How To Improve Your Cardiovascular Endurance

Fitness Contest: Cardio Endurance




The cardio endurance contest involves your choice of a 5K or 10K run. Gina will time your starting run and your final run, on a treadmill or at a local track (to eliminate hills and make measuring distance simple). The key to this contest is to avoid overtraining and to peak for the final timed run.


You will either run for every workout as you prepare for the cardio endurance contest, or you will cross-train using other cardiovascular activities such as cycling, swimming, an elliptical trainer, a stairmaster, or aerobics classes. If your body can take it, you will achieve the best results by running for all your cardiovascular workouts and also doing a full-body weights routine twice per week. Your weights routine should include a variety of rep ranges, periodized over the 12 weeks of the contest. Generally, your first four weeks you will lift in the 8-12 rep range, then the next four weeks you will lift in the 4-6 rep range. Finally, in the last four weeks you will lighten the weights and lift them as quickly as possible.

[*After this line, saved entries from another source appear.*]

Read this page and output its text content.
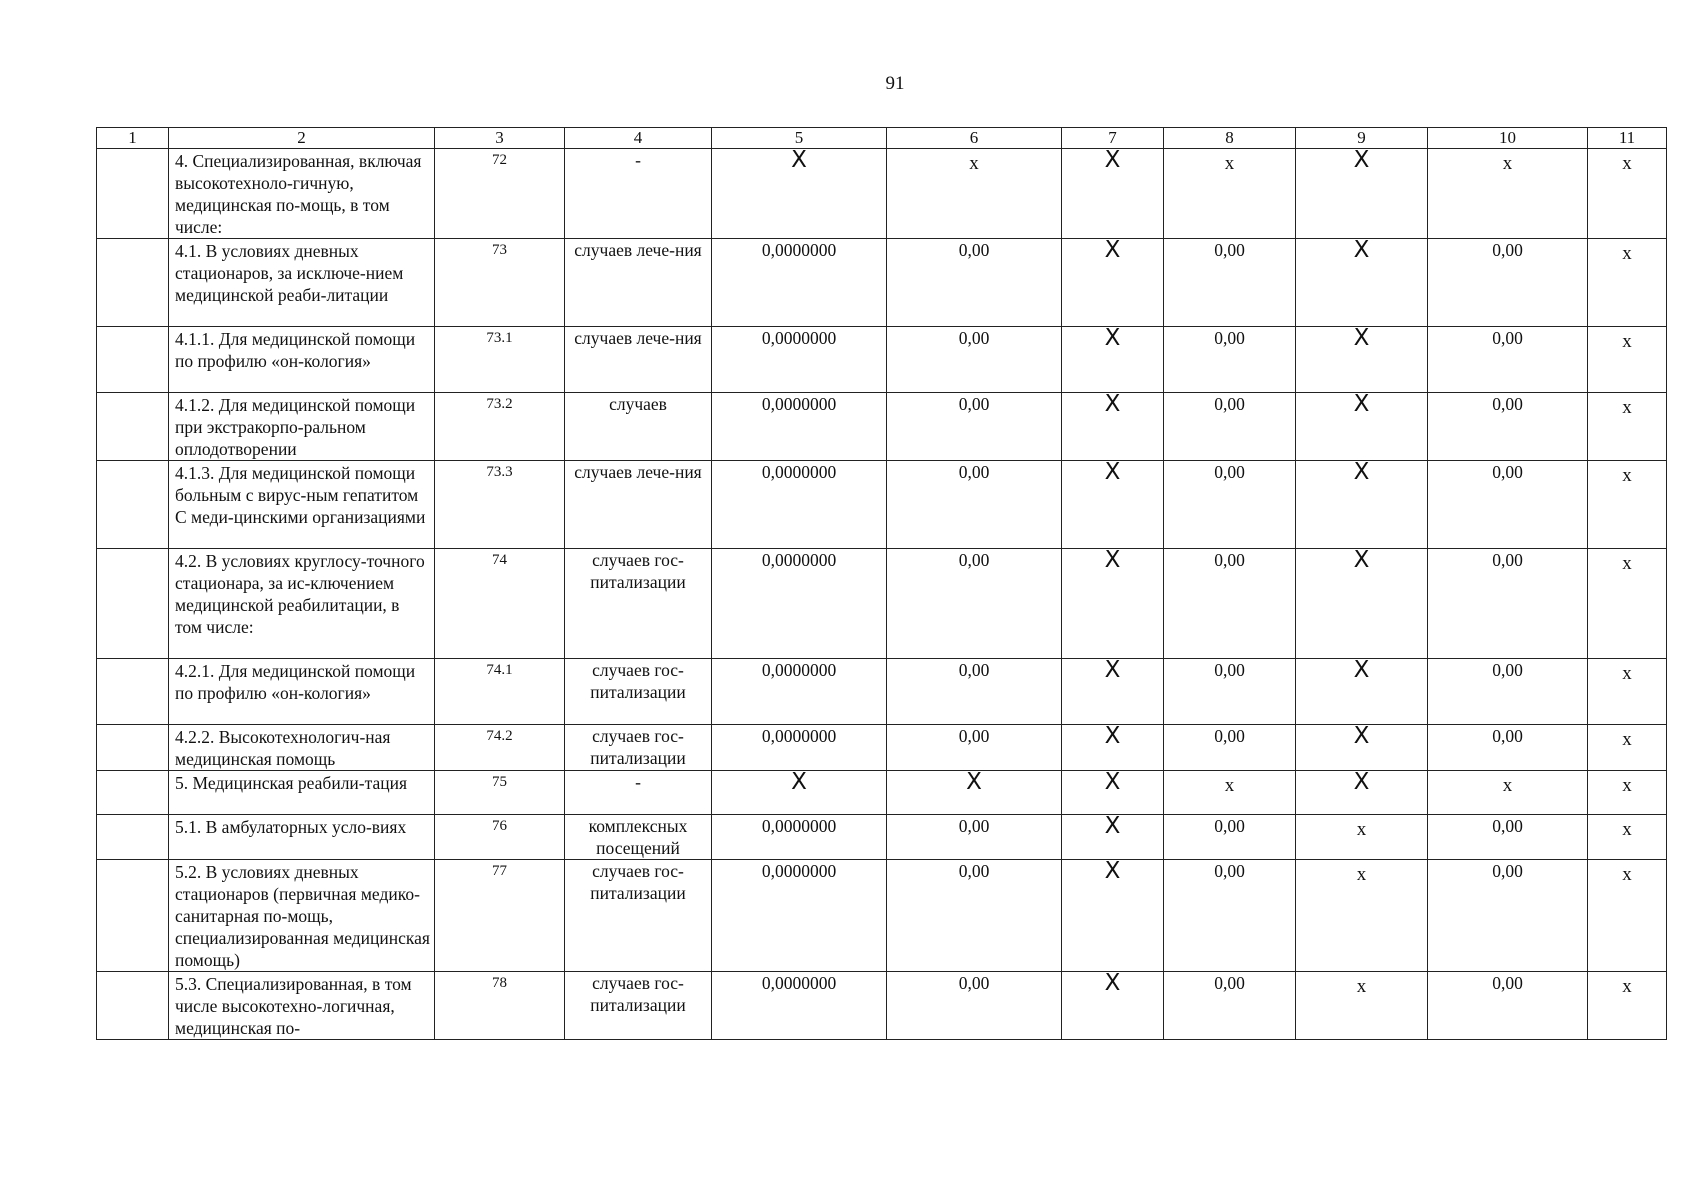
91
1	2	3	4	5	6	7	8	9	10	11
	4. Специализированная, включая высокотехноло-гичную, медицинская по-мощь, в том числе:	72	-	X	x	X	x	X	x	x
	4.1. В условиях дневных стационаров, за исключе-нием медицинской реаби-литации	73	случаев лече-ния	0,0000000	0,00	X	0,00	X	0,00	x
	4.1.1. Для медицинской помощи по профилю «он-кология»	73.1	случаев лече-ния	0,0000000	0,00	X	0,00	X	0,00	x
	4.1.2. Для медицинской помощи при экстракорпо-ральном оплодотворении	73.2	случаев	0,0000000	0,00	X	0,00	X	0,00	x
	4.1.3. Для медицинской помощи больным с вирус-ным гепатитом С меди-цинскими организациями	73.3	случаев лече-ния	0,0000000	0,00	X	0,00	X	0,00	x
	4.2. В условиях круглосу-точного стационара, за ис-ключением медицинской реабилитации, в том числе:	74	случаев гос-питализации	0,0000000	0,00	X	0,00	X	0,00	x
	4.2.1. Для медицинской помощи по профилю «он-кология»	74.1	случаев гос-питализации	0,0000000	0,00	X	0,00	X	0,00	x
	4.2.2. Высокотехнологич-ная медицинская помощь	74.2	случаев гос-питализации	0,0000000	0,00	X	0,00	X	0,00	x
	5. Медицинская реабили-тация	75	-	X	X	X	x	X	x	x
	5.1. В амбулаторных усло-виях	76	комплексных посещений	0,0000000	0,00	X	0,00	x	0,00	x
	5.2. В условиях дневных стационаров (первичная медико-санитарная по-мощь, специализированная медицинская помощь)	77	случаев гос-питализации	0,0000000	0,00	X	0,00	x	0,00	x
	5.3. Специализированная, в том числе высокотехно-логичная, медицинская по-	78	случаев гос-питализации	0,0000000	0,00	X	0,00	x	0,00	x
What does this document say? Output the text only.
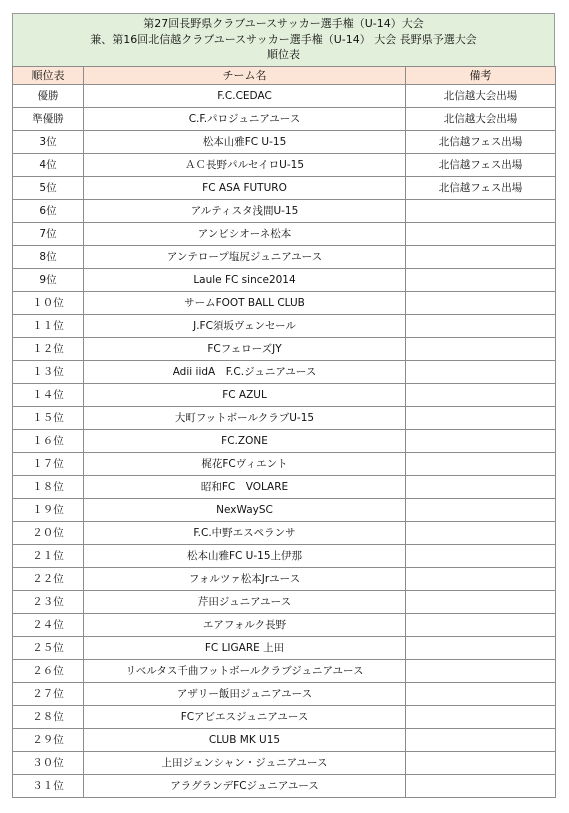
第27回長野県クラブユースサッカー選手権（U-14）大会
兼、第16回北信越クラブユースサッカー選手権（U-14） 大会 長野県予選大会
順位表
順位表	チーム名	備考
優勝	F.C.CEDAC	北信越大会出場
準優勝	C.F.パロジュニアユース	北信越大会出場
3位	松本山雅FC U-15	北信越フェス出場
4位	ＡＣ長野パルセイロU-15	北信越フェス出場
5位	FC ASA FUTURO	北信越フェス出場
6位	アルティスタ浅間U-15	
7位	アンビシオーネ松本	
8位	アンテロープ塩尻ジュニアユース	
9位	Laule FC since2014	
１０位	サームFOOT BALL CLUB	
１１位	J.FC須坂ヴェンセール	
１２位	FCフェローズJY	
１３位	Adii iidA　F.C.ジュニアユース	
１４位	FC AZUL	
１５位	大町フットボールクラブU-15	
１６位	FC.ZONE	
１７位	梶花FCヴィエント	
１８位	昭和FC　VOLARE	
１９位	NexWaySC	
２０位	F.C.中野エスペランサ	
２１位	松本山雅FC U-15上伊那	
２２位	フォルツァ松本Jrユース	
２３位	芹田ジュニアユース	
２４位	エアフォルク長野	
２５位	FC LIGARE 上田	
２６位	リベルタス千曲フットボールクラブジュニアユース	
２７位	アザリー飯田ジュニアユース	
２８位	FCアビエスジュニアユース	
２９位	CLUB MK U15	
３０位	上田ジェンシャン・ジュニアユース	
３１位	アラグランデFCジュニアユース	
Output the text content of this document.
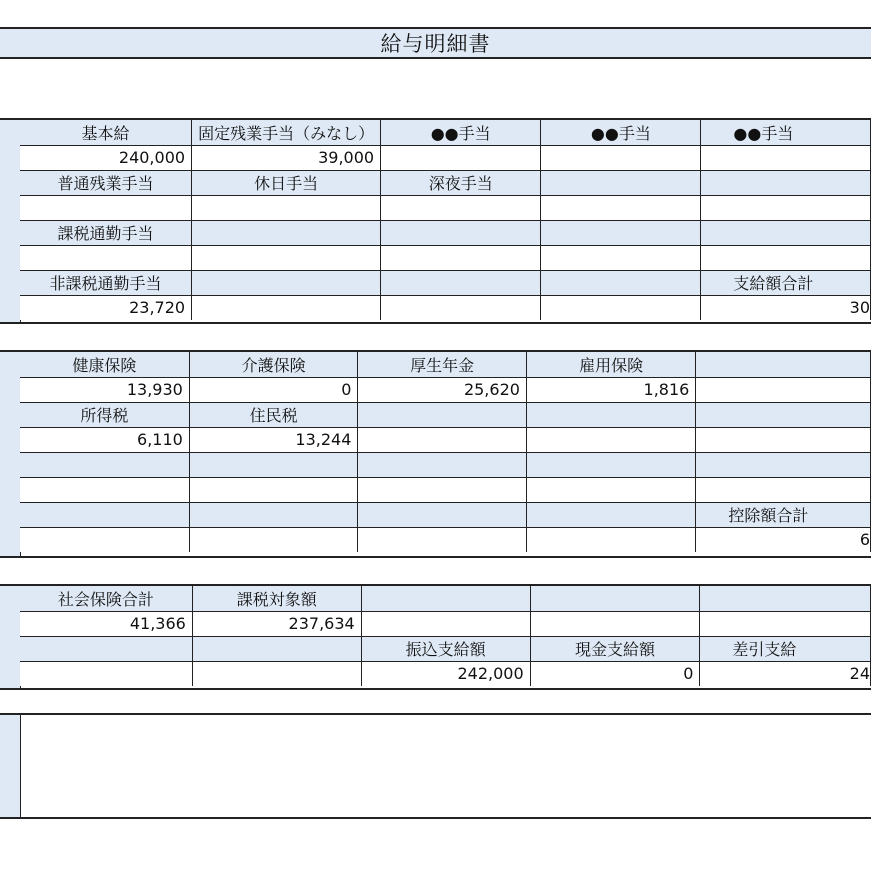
給与明細書
基本給	固定残業手当（みなし）	●●手当	●●手当	●●手当
240,000	39,000			
普通残業手当	休日手当	深夜手当		

課税通勤手当				

非課税通勤手当				支給額合計
23,720				30
健康保険	介護保険	厚生年金	雇用保険	
13,930	0	25,620	1,816	
所得税	住民税			
6,110	13,244			

				控除額合計
				6
社会保険合計	課税対象額			
41,366	237,634			
		振込支給額	現金支給額	差引支給
		242,000	0	24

For your running workouts over the preparation for the cardio endurance contest you will work in the following “zones”:

Rest from running

No running at all. Walk, bike, or swim, if you want to--just not very hard. Don't regard rest days as "nothing" days, but rather a different kind of training that allows your body to recover while it absorbs and consolidates the endurance gains your harder workouts produce.

Easy Runs

These should be totally comfortable. You should be breathing hard enough to know that you're running, but still able to hold up your end of an on-the-run chat. If you can't talk, you’re running too hard; on the other hand, if you can sing show tunes en route, you’re running too easy. This is a good day for weight training as well (BEFORE your run or at a different time of day).

Long Runs

Anything longer than race distance. The purpose is to build endurance, specifically the ability to run for longer and longer periods of time without fizzling out.

Speed

Shorter than race distance, but faster than your goal race pace. Can be hard to very hard to nearly flat-out. Produces leg speed, elevated lactic threshold, stamina, biomechanical efficiency, and the ability to tolerate the discomfort that's essential to racing fitness.